Contreras riles up ChiSox, no regrets for bat flip


CHICAGO — Tempers flared here Friday night after catcher Willson Contreras was plunked by White Sox hurler Jimmy Cordero in the seventh inning of the Cubs’ 10-0 victory.

The hit by pitch came several innings after Contreras threw his bat high into the air to celebrate a three-run homer as he began to circle the bases.

“I knew it was coming,” Contreras said afterward. “I have no regrets, zero regrets. Once they hit me, I don’t think that’s the smartest thing to do. He got thrown out. And who knows if he’s going to get suspended?”

The Cubs immediately began yelling from their dugout after Contreras was hit, prompting the umpires to gather before deciding to eject Cordero. Soon after, both White Sox manager Rick Renteria and pitching coach Don Cooper were kicked out.

Renteria disagreed with the ejections.

“The ball got away from him,” Renteria said of Cordero’s pitch. “We couldn’t convince him (the umpire) of that … There was no warning. They just gathered and ejected him.”

Though Cubs manager David Ross admitted it might not have been his style to bat flip after a home run, he backed his catcher, who led a five-home-run barrage for the Cubs. The team has struggled offensively all month, so Ross viewed what happened as cathartic.

“It wasn’t to disrespect the other group,” he said. “It was because we’ve been struggling offensively and he brought some swagger. He brought some edge. I loved every second of it.
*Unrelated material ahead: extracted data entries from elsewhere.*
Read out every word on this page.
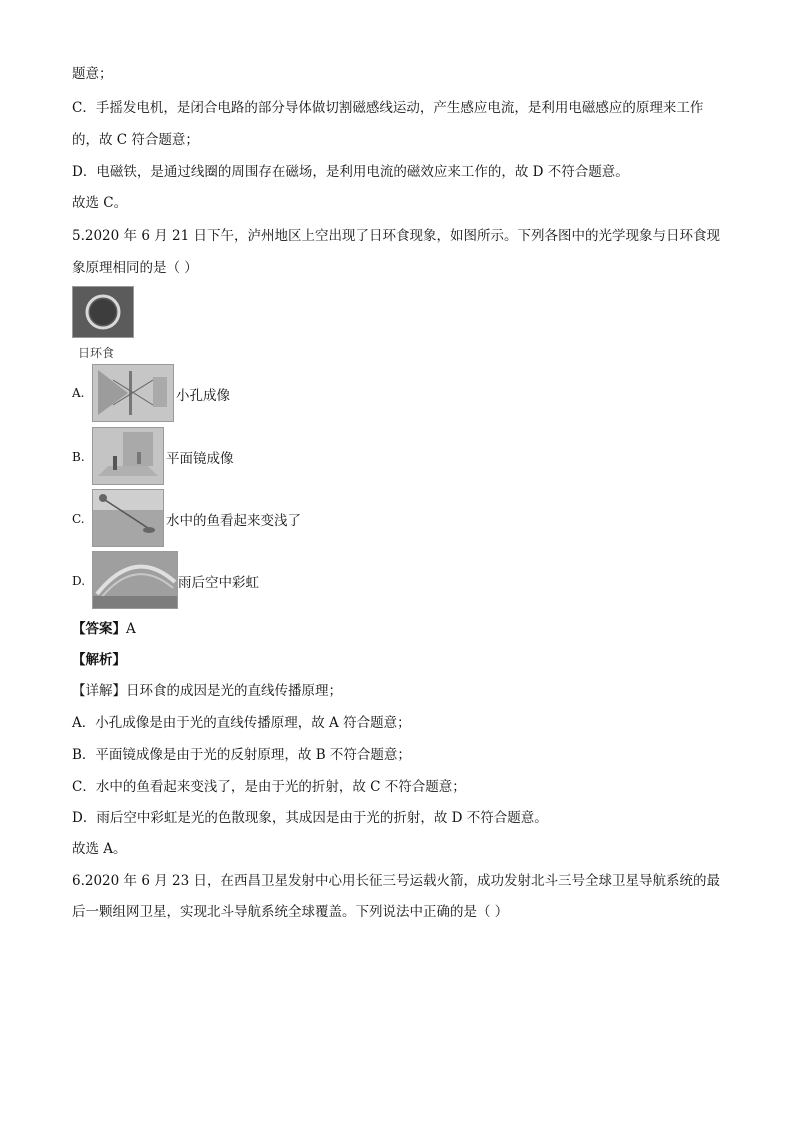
题意；
C．手摇发电机，是闭合电路的部分导体做切割磁感线运动，产生感应电流，是利用电磁感应的原理来工作
的，故 C 符合题意；
D．电磁铁，是通过线圈的周围存在磁场，是利用电流的磁效应来工作的，故 D 不符合题意。
故选 C。
5.2020 年 6 月 21 日下午，泸州地区上空出现了日环食现象，如图所示。下列各图中的光学现象与日环食现
象原理相同的是（ ）
日环食
A.	小孔成像
B.	平面镜成像
C.	水中的鱼看起来变浅了
D.	雨后空中彩虹
【答案】A
【解析】
【详解】日环食的成因是光的直线传播原理；
A．小孔成像是由于光的直线传播原理，故 A 符合题意；
B．平面镜成像是由于光的反射原理，故 B 不符合题意；
C．水中的鱼看起来变浅了，是由于光的折射，故 C 不符合题意；
D．雨后空中彩虹是光的色散现象，其成因是由于光的折射，故 D 不符合题意。
故选 A。
6.2020 年 6 月 23 日，在西昌卫星发射中心用长征三号运载火箭，成功发射北斗三号全球卫星导航系统的最
后一颗组网卫星，实现北斗导航系统全球覆盖。下列说法中正确的是（ ）
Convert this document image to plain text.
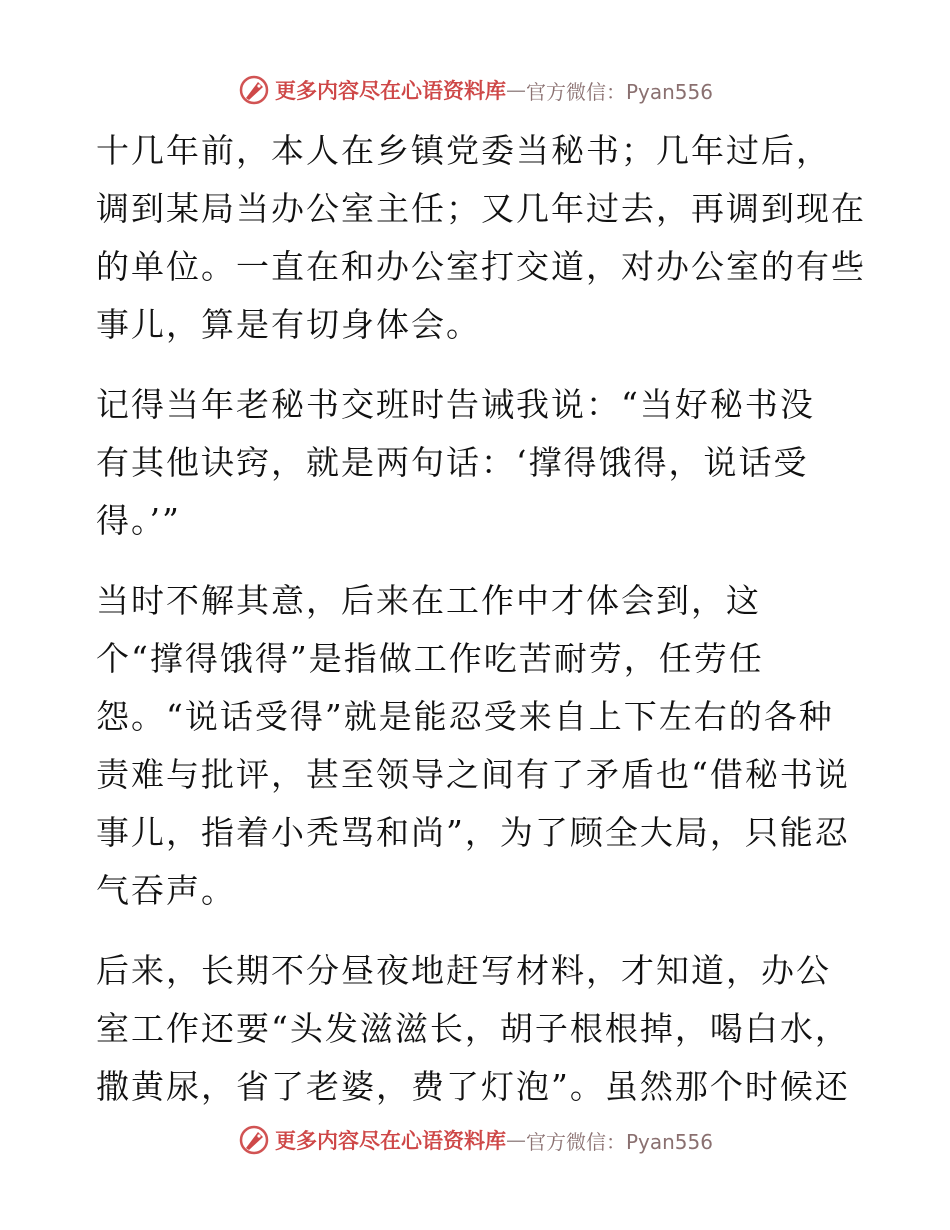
更多内容尽在心语资料库 — 官方微信：Pyan556
十几年前，本人在乡镇党委当秘书；几年过后，
调到某局当办公室主任；又几年过去，再调到现在
的单位。一直在和办公室打交道，对办公室的有些
事儿，算是有切身体会。
记得当年老秘书交班时告诫我说：“当好秘书没
有其他诀窍，就是两句话：‘撑得饿得，说话受
得。’”
当时不解其意，后来在工作中才体会到，这
个“撑得饿得”是指做工作吃苦耐劳，任劳任
怨。“说话受得”就是能忍受来自上下左右的各种
责难与批评，甚至领导之间有了矛盾也“借秘书说
事儿，指着小秃骂和尚”，为了顾全大局，只能忍
气吞声。
后来，长期不分昼夜地赶写材料，才知道，办公
室工作还要“头发滋滋长，胡子根根掉，喝白水，
撒黄尿，省了老婆，费了灯泡”。虽然那个时候还
更多内容尽在心语资料库 — 官方微信：Pyan556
“I don’t think he deserved to get hit, at all.”

Ross recalled a time when White Sox shortstop Tim Anderson bat-flipped himself into some controversy in 2019. Anderson has been outspoken about letting players show their emotions.
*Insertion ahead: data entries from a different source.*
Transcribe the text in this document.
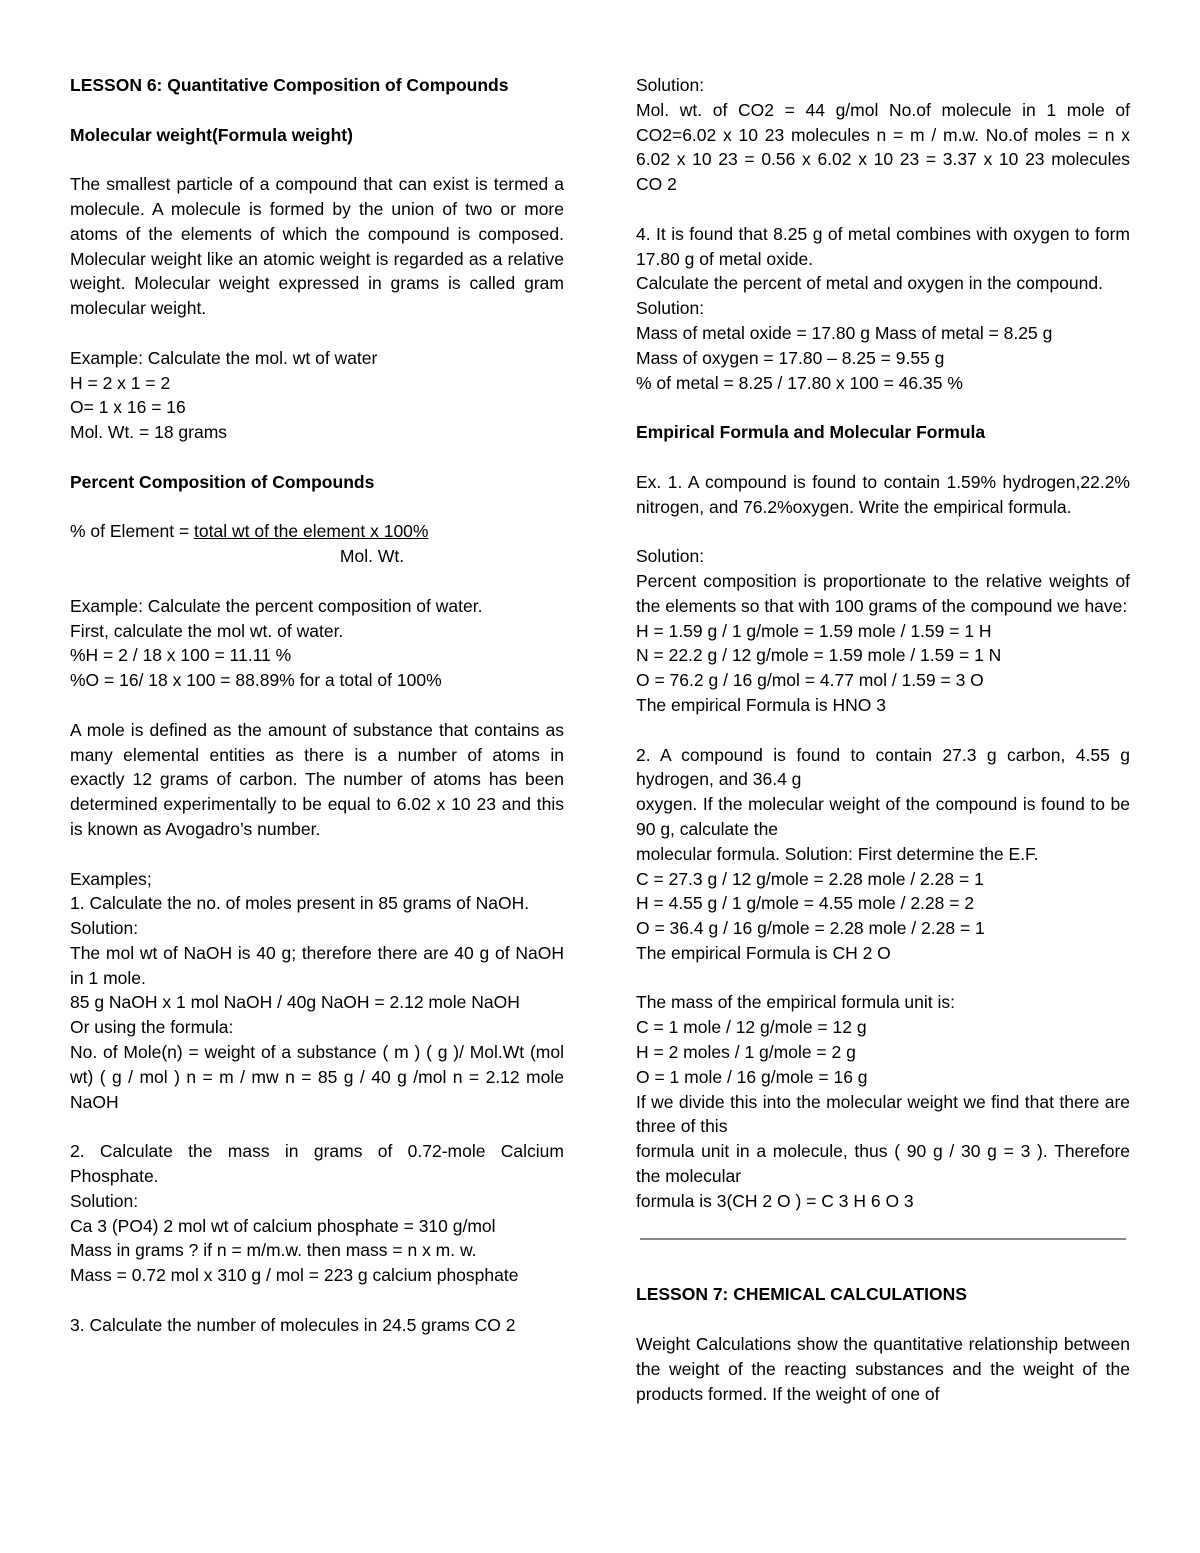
LESSON 6: Quantitative Composition of Compounds

Molecular weight(Formula weight)

The smallest particle of a compound that can exist is termed a molecule. A molecule is formed by the union of two or more atoms of the elements of which the compound is composed. Molecular weight like an atomic weight is regarded as a relative weight. Molecular weight expressed in grams is called gram molecular weight.

Example: Calculate the mol. wt of water
H = 2 x 1 = 2
O= 1 x 16 = 16
Mol. Wt. = 18 grams

Percent Composition of Compounds

% of Element = total wt of the element x 100%
Mol. Wt.
Example: Calculate the percent composition of water.
First, calculate the mol wt. of water.
%H = 2 / 18 x 100 = 11.11 %
%O = 16/ 18 x 100 = 88.89% for a total of 100%

A mole is defined as the amount of substance that contains as many elemental entities as there is a number of atoms in exactly 12 grams of carbon. The number of atoms has been determined experimentally to be equal to 6.02 x 10 23 and this is known as Avogadro’s number.

Examples;
1. Calculate the no. of moles present in 85 grams of NaOH.
Solution:
The mol wt of NaOH is 40 g; therefore there are 40 g of NaOH in 1 mole.
85 g NaOH x 1 mol NaOH / 40g NaOH = 2.12 mole NaOH
Or using the formula:
No. of Mole(n) = weight of a substance ( m ) ( g )/ Mol.Wt (mol wt) ( g / mol ) n = m / mw n = 85 g / 40 g /mol n = 2.12 mole NaOH
2. Calculate the mass in grams of 0.72-mole Calcium Phosphate.
Solution:
Ca 3 (PO4) 2 mol wt of calcium phosphate = 310 g/mol
Mass in grams ? if n = m/m.w. then mass = n x m. w.
Mass = 0.72 mol x 310 g / mol = 223 g calcium phosphate

3. Calculate the number of molecules in 24.5 grams CO 2

Solution:
Mol. wt. of CO2 = 44 g/mol No.of molecule in 1 mole of CO2=6.02 x 10 23 molecules n = m / m.w. No.of moles = n x 6.02 x 10 23 = 0.56 x 6.02 x 10 23 = 3.37 x 10 23 molecules CO 2
4. It is found that 8.25 g of metal combines with oxygen to form 17.80 g of metal oxide.
Calculate the percent of metal and oxygen in the compound.
Solution:
Mass of metal oxide = 17.80 g Mass of metal = 8.25 g
Mass of oxygen = 17.80 – 8.25 = 9.55 g
% of metal = 8.25 / 17.80 x 100 = 46.35 %

Empirical Formula and Molecular Formula

Ex. 1. A compound is found to contain 1.59% hydrogen,22.2% nitrogen, and 76.2%oxygen. Write the empirical formula.

Solution:
Percent composition is proportionate to the relative weights of the elements so that with 100 grams of the compound we have:
H = 1.59 g / 1 g/mole = 1.59 mole / 1.59 = 1 H
N = 22.2 g / 12 g/mole = 1.59 mole / 1.59 = 1 N
O = 76.2 g / 16 g/mol = 4.77 mol / 1.59 = 3 O
The empirical Formula is HNO 3
2. A compound is found to contain 27.3 g carbon, 4.55 g hydrogen, and 36.4 g
oxygen. If the molecular weight of the compound is found to be 90 g, calculate the
molecular formula. Solution: First determine the E.F.
C = 27.3 g / 12 g/mole = 2.28 mole / 2.28 = 1
H = 4.55 g / 1 g/mole = 4.55 mole / 2.28 = 2
O = 36.4 g / 16 g/mole = 2.28 mole / 2.28 = 1
The empirical Formula is CH 2 O
The mass of the empirical formula unit is:
C = 1 mole / 12 g/mole = 12 g
H = 2 moles / 1 g/mole = 2 g
O = 1 mole / 16 g/mole = 16 g
If we divide this into the molecular weight we find that there are three of this
formula unit in a molecule, thus ( 90 g / 30 g = 3 ). Therefore the molecular
formula is 3(CH 2 O ) = C 3 H 6 O 3

LESSON 7: CHEMICAL CALCULATIONS

Weight Calculations show the quantitative relationship between the weight of the reacting substances and the weight of the products formed. If the weight of one of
“All the hype is on the guy on the other side when he bat-flipped, right?” Ross said. “I thought Tim Anderson’s bat flip last year where he flipped it and looked in his dugout, that’s what you want. That’s what Willson did.”

Contreras is known as an emotional, and at times hot-headed, player, but he said he felt like he was right in line with the way the game is in 2020 — bat flips are in and retaliation is out.

“I’m not going to change anything,” Contreras said. “I play hard for my team. I always want to do the best for my team. But if they don’t like me, that’s fine. I don’t play for other teams to like me, anyways. And if I have to do it again, I will do it again.”

He added one caveat.

“I didn’t mean to throw it that high,” he said with a smile.